Isso se deve em parte ao seu efeito de choque. Uma quantidade enorme de tabus sexuais e sociais é explorado no filme. Esse excesso por vezes soa gratuito, mas funciona bem na intenção de Canevari, que é apresentar o campo de concentração onde o filme se passa como um inferno absoluto. E a forma como os personagens interagem e evoluem dentro deste inferno é o que o torna interessante.
Os nazistas de Gestapo’s Last Orgy, auto-intitulados Übermenschen (não à toa o filme começa com uma citação de Nietzsche), tem como único interesse a satisfação dos suas perversões, sob o pretexto de estarem lutando pela “glória da Alemanha”. Dentro desse discurso, tudo é válido. Essa ideia é incorporada na figura Comandante Conrad von Starker (Adriano Micantoni, sob o pseudônimo de Marc Loud), que, revoltado por ter que administrar um campo do amor em vez de ir lutar no front, desconta sua frustração nas garotas que lhe são mandadas.

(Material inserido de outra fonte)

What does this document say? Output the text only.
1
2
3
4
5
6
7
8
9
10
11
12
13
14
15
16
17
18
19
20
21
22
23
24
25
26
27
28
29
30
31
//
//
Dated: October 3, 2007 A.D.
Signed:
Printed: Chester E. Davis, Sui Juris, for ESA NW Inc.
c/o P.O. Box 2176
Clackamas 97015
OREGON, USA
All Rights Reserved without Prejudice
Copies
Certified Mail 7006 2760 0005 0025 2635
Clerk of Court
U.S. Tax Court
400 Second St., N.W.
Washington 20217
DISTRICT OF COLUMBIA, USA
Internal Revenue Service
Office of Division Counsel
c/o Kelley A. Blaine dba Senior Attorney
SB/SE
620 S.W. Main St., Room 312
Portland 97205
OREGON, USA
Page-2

Eis que surge Lisa Cohen (Daniela Poggi, sob pseudônimo de Daniela Levy), garota judia que, sentindo-se culpada pela morte de sua família nas mãos dos nazistas, suporta todo o sofrimento do campo sem se lamentar. Isso provoca a ira de von Starker, que faz de Lisa seu projeto pessoal. Ele promete que irá torturar a garota até que ela crie medo da morte e, apenas então, dar cabo dela.
Essa promessa surge no momento mais emblemático do filme, onde, reunidos ao redor da mesa de jantar, os oficiais ouvem o discurso do cientista interpretado por Renato Paracchi. Ele defende a hipótese de usar os judeus como gado, mantidos em fazendas para serem abatidos e oferecidos como alimento ao povo alemão. Os presentes não apenas adoram a ideia como aceitam colocá-la em prática naquela mesma mesa, se deliciando com um guisado de carne humana e, em seguida, flambando viva uma das garotas presentes no jantar.
O que é importante nessa cena, narrativamente falando, não é apenas a repulsa que ela causa, mas a forma como apresenta os seus vilões. A teoria do cientista nunca é trazida novamente à baila, mas o comandante e seus asseclas a abraçam naquele momento, pelo puro prazer de quebrar mais um tabu. Isso é chave para entender como Canevari quer representá-los: crianças pervertidas no corpo de homens, dispostos a experimentar de tudo e tirando disso um prazer intenso e momentâneo.
Lisa Cohen é o oposto desse comportamento. Acreditando ter sido a culpada pelos nazistas terem encontrado o esconderijo de sua família, o que os levou à morte, Lisa parece não sentir nenhum tipo de dor nem temer pelo seu destino. Os horrores que causam náuseas ao espectador do filme nem sequer incomodam essa personagem, que os testemunha em primeira mão.
Isso incomoda também a capataz do campo, Alma (Maristella Greco), que tem uma relação sadomasoquista com o comandante von Starker. Alma coleciona objetos feitos de partes humanas, como luvas de pele de bebê, lingerie feita de cabelos e um abajur de pele humana, com uma tatuagem azul no meio. Mesmo ajudando von Starker em seu jogo sádico, ela logo percebe que seu reino está ameaçado quando seu superior se apaixona pra valer por Lisa, o que cria um estranho e doentio triângulo amoroso.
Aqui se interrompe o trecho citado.